Разделитель для чтения книг в онлайн библиотеке

Онлайн книга «Галиндес»

Cтраница 7

Ez nau izutzen negu hurbilak

uda betezko beroan

dakidalako iratuen duela

orainak ere geroan

nolabaitezko kate geldian

unez uneko lerroan

guztia present bihurtu arte

nor izanaren erroan.

Женщина поет, и аккомпанирует ей только шелест леса да еле слышное бормотание Мигелоа, вторящего ей. Ты просишь, чтобы он тебе перевел.

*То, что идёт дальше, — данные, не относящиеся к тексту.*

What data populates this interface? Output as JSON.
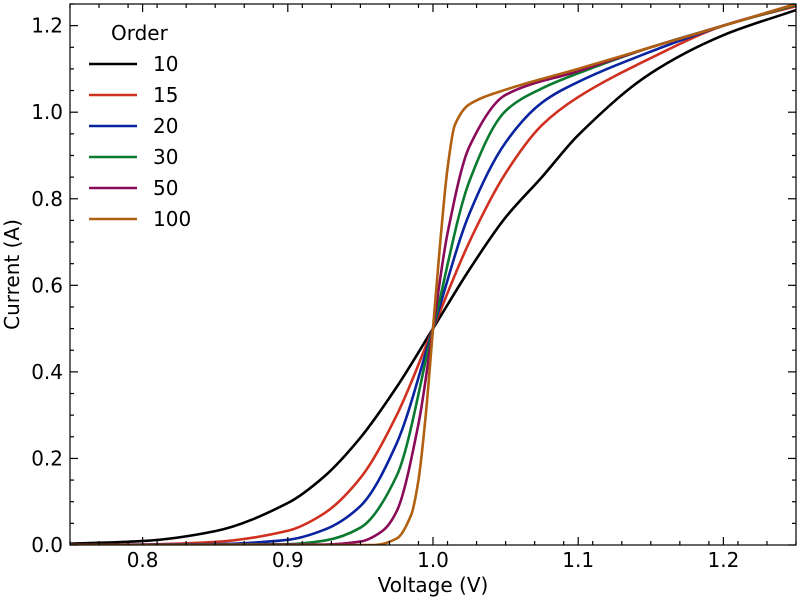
{
  "chart_data": {
    "type": "line",
    "title": "",
    "xlabel": "Voltage (V)",
    "ylabel": "Current (A)",
    "xlim": [
      0.75,
      1.25
    ],
    "ylim": [
      0.0,
      1.25
    ],
    "x_ticks": [
      0.8,
      0.9,
      1.0,
      1.1,
      1.2
    ],
    "x_tick_labels": [
      "0.8",
      "0.9",
      "1.0",
      "1.1",
      "1.2"
    ],
    "y_ticks": [
      0.0,
      0.2,
      0.4,
      0.6,
      0.8,
      1.0,
      1.2
    ],
    "y_tick_labels": [
      "0.0",
      "0.2",
      "0.4",
      "0.6",
      "0.8",
      "1.0",
      "1.2"
    ],
    "x_minor_step": 0.02,
    "y_minor_step": 0.05,
    "grid": false,
    "legend": {
      "title": "Order",
      "position": "top-left"
    },
    "series": [
      {
        "name": "10",
        "color": "#000000",
        "x": [
          0.75,
          0.8,
          0.85,
          0.9,
          0.925,
          0.95,
          0.975,
          1.0,
          1.025,
          1.05,
          1.075,
          1.1,
          1.15,
          1.2,
          1.25
        ],
        "y": [
          0.003,
          0.009,
          0.032,
          0.097,
          0.158,
          0.248,
          0.365,
          0.5,
          0.636,
          0.757,
          0.85,
          0.947,
          1.09,
          1.178,
          1.236
        ]
      },
      {
        "name": "15",
        "color": "#d03020",
        "x": [
          0.75,
          0.8,
          0.85,
          0.9,
          0.925,
          0.95,
          0.975,
          1.0,
          1.025,
          1.05,
          1.075,
          1.1,
          1.15,
          1.2,
          1.25
        ],
        "y": [
          0.0,
          0.001,
          0.007,
          0.033,
          0.073,
          0.155,
          0.3,
          0.5,
          0.7,
          0.859,
          0.97,
          1.035,
          1.125,
          1.2,
          1.245
        ]
      },
      {
        "name": "20",
        "color": "#0a24a0",
        "x": [
          0.75,
          0.85,
          0.9,
          0.925,
          0.95,
          0.975,
          1.0,
          1.025,
          1.05,
          1.075,
          1.1,
          1.15,
          1.2,
          1.25
        ],
        "y": [
          0.0,
          0.002,
          0.012,
          0.035,
          0.09,
          0.235,
          0.5,
          0.765,
          0.93,
          1.022,
          1.07,
          1.14,
          1.2,
          1.248
        ]
      },
      {
        "name": "30",
        "color": "#0a7a30",
        "x": [
          0.75,
          0.9,
          0.925,
          0.95,
          0.975,
          1.0,
          1.025,
          1.05,
          1.075,
          1.1,
          1.15,
          1.2,
          1.25
        ],
        "y": [
          0.0,
          0.002,
          0.01,
          0.04,
          0.16,
          0.5,
          0.84,
          1.003,
          1.055,
          1.09,
          1.15,
          1.2,
          1.248
        ]
      },
      {
        "name": "50",
        "color": "#8a0a5a",
        "x": [
          0.75,
          0.925,
          0.95,
          0.965,
          0.975,
          0.99,
          1.0,
          1.01,
          1.025,
          1.05,
          1.1,
          1.15,
          1.2,
          1.25
        ],
        "y": [
          0.0,
          0.001,
          0.008,
          0.032,
          0.078,
          0.28,
          0.5,
          0.72,
          0.92,
          1.04,
          1.095,
          1.15,
          1.2,
          1.25
        ]
      },
      {
        "name": "100",
        "color": "#b06010",
        "x": [
          0.75,
          0.96,
          0.975,
          0.985,
          0.99,
          0.995,
          1.0,
          1.005,
          1.01,
          1.015,
          1.025,
          1.05,
          1.1,
          1.15,
          1.2,
          1.25
        ],
        "y": [
          0.0,
          0.0,
          0.015,
          0.07,
          0.15,
          0.3,
          0.5,
          0.7,
          0.87,
          0.97,
          1.018,
          1.052,
          1.1,
          1.15,
          1.2,
          1.25
        ]
      }
    ]
  }
}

– Это песня Микела Лабоа, и если коротко, то в ней говорится о том, что грядущая зима его не пугает, хотя сейчас лето, потому что настоящее присутствует в будущем, это неразрывная цепь. Его не пугают предрассветный холод, покрытые инеем поля, когда природа кажется безжизненной, потому что сердце хранит тепло летнего солнца, а глаза помнят былое. И его не страшит смерть, потому что из новых побегов виноградной лозы приготовят молодое вино, а наше настоящее станет основой для будущих жизней. А больше всего, Мюриэл, мне нравится последняя строфа. Послушай, как красиво: «И я не грущу, обрывая последние летние цветы в саду; я не грущу, когда прохожу садом, затаив дыхание и уже почти не принадлежа этому миру; я не грущу, смиренно отказываясь от своих чувств, в сумеречном свете, потому что смерть несет с собой сон, в котором навеки забудутся все остальные сны». Нравится?

У тебя текут слезы, но ты не признаёшься в этом, а говоришь, что мысль о смерти как силе, освобождающей от рабства мечтаний, нагоняет на тебя тоску. И даже на Рикардо действует это место, где кажется, будто ведьмы собрались на шабаш, и тени их летают в лунном свете, который отбрасывают тотемы двоюродного брата. И Рикардо поворачивает обратно, к домашнему уюту, обнимая свою тетку и рассказывая ей забавные истории о ее сестре, от чего тетка громко смеется. Тебе хочется узнать больше, – Рикардо всегда говорит, что раньше ты была янки, а теперь превратилась в японку, – но Мигелоа и его сыну очень нравится, что ты спрашиваешь о Микеле Лабоа, народном певце: у них дома есть все его пластинки, и они собираются завести их на стареньком проигрывателе, который сегодня вызвал бы улыбку у любого городского ребенка в любой части света; возможно, именно поэтому смеется и Рикардо.

– Чтобы он заиграл, надо крутить педали?

– Смейся, смейся, он прекрасно играет.

И ты целиком отдаешься чарам песен Лабоа, смысл которых тебе переводят Мигелоа или его сын, и они словно гипнотизируют тебя, и ты не стыдишься признаться в этом вслух:

– Меня словно загипнотизировали, я куда-то плыву.

– Племянник, что такое «загипнотизировали»?

– Это значит, что она потрясена, но по-хорошему потрясена, ей очень, ну просто до чертиков все это нравится.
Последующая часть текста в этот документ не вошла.